Un très grand récipient retrouvé en place

La jarre en cours de fouille.
Cliché D. Mordant

Cette jarre en terre cuite a été découverte au sein des vestiges d’un petit hameau installé sur un dôme de sables et de graviers, en basse plaine de la Seine, à Grisy-sur-Seine « les Roqueux » (Seine-et-Marne), lors des fouilles menées par Claude et Daniel Mordant en 1980. Un plan général des habitations n’a pu être restitué, mais l'occupation, datée de l’extrême fin de l’âge du Bronze (vers 850 – 800 avant J.-C.) se développe sur 10 000 m² environ. Il comporte aussi des traces de greniers surélevés sur 4 poteaux et c’est au pied de l’un deux que le vase a été retrouvé.

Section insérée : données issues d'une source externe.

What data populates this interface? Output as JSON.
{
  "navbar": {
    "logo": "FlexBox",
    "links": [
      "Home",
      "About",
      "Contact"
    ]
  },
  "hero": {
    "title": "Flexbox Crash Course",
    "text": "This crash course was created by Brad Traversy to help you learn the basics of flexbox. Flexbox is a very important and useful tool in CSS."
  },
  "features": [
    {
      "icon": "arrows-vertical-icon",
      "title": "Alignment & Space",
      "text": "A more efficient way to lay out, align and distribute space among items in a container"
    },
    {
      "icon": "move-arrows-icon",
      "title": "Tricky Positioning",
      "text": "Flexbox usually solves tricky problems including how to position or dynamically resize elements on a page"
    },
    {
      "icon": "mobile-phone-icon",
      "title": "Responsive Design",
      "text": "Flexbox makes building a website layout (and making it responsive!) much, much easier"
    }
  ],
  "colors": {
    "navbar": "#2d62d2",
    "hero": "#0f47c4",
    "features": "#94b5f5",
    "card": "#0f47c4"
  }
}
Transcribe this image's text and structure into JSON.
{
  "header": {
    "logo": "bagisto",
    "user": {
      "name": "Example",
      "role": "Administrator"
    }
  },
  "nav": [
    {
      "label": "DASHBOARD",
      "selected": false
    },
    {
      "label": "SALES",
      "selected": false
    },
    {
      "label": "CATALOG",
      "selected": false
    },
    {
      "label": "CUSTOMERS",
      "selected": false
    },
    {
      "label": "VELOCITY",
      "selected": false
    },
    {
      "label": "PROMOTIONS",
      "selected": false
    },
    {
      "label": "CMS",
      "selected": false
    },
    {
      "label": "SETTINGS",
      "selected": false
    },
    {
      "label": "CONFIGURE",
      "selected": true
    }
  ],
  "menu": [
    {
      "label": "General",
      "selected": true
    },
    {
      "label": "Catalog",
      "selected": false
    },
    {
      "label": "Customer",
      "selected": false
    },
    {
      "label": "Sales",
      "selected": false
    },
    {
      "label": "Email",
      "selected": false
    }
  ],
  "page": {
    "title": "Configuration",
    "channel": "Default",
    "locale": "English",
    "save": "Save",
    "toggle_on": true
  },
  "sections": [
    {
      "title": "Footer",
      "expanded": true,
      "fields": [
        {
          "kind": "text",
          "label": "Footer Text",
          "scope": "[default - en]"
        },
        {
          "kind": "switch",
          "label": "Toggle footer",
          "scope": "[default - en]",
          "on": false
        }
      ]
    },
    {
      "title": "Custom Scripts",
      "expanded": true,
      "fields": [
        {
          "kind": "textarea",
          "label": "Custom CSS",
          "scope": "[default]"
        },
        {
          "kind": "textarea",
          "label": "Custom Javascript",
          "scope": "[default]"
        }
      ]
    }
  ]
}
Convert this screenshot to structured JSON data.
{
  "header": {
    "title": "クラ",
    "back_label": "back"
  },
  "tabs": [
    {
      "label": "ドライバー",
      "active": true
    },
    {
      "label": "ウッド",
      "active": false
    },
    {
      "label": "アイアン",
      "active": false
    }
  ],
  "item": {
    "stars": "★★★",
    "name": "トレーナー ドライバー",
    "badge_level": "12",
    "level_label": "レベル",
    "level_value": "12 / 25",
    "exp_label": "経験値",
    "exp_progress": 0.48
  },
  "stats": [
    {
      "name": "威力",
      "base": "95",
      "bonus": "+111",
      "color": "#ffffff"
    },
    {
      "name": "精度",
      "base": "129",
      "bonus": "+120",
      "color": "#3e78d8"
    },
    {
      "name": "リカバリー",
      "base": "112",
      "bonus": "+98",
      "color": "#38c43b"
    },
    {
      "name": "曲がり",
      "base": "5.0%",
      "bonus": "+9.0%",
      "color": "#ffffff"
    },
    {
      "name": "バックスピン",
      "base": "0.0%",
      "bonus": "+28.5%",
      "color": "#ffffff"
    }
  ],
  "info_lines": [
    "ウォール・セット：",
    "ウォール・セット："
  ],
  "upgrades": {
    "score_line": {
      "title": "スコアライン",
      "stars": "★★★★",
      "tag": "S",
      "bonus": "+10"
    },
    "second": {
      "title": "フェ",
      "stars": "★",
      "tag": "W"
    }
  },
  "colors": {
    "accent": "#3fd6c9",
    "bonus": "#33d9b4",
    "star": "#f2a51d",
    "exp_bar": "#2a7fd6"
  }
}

Ce récipient mesure 66 cm de hauteur et présente un diamètre à l’ouverture de 49 cm. Son profil bitronconique est caractéristique des poteries de l’âge du Bronze. Un cordon (en terre cuite), situé à la base du col, et le bord du vase sont ornés d’un décor d’impressions réalisées au doigt.

Un « vase-silo » pour un stockage de longue durée

Après restauration - cliché G. Puech

Cette jarre, d’une contenance de plus de 100 litres, était en grande partie enterrée ; compte tenu de sa taille, seul le col devait dépasser du sol de l’époque. Elle était prévue pour conserver des graines, céréales et légumineuses principalement. Il est possible que des contenants de ce type aient permis, grâce à leur ambiance confinée et froide en hiver, une vernalisation (traitement thermique) favorisant une bonne germination des graines de céréales au printemps.

On connaît cette catégorie de vases-silos tout au long de l’âge du Bronze dans le Bassin parisien. Installés à proximité immédiate de la maison, ils permettaient une conservation efficace et une disponibilité aisée des réserves. Au cours du temps, la forme et les décors varient peu : la panse est toujours bien développée et l’embouchure resserrée avec un col ou un bord oblique facile à clore.

Bibliographie

  • Mordant D. (dir.) - La Bassée avant l’Histoire. Archéologie et gravières en Petite-Seine, APRAIF, Nemours, 1992, p. 106-108.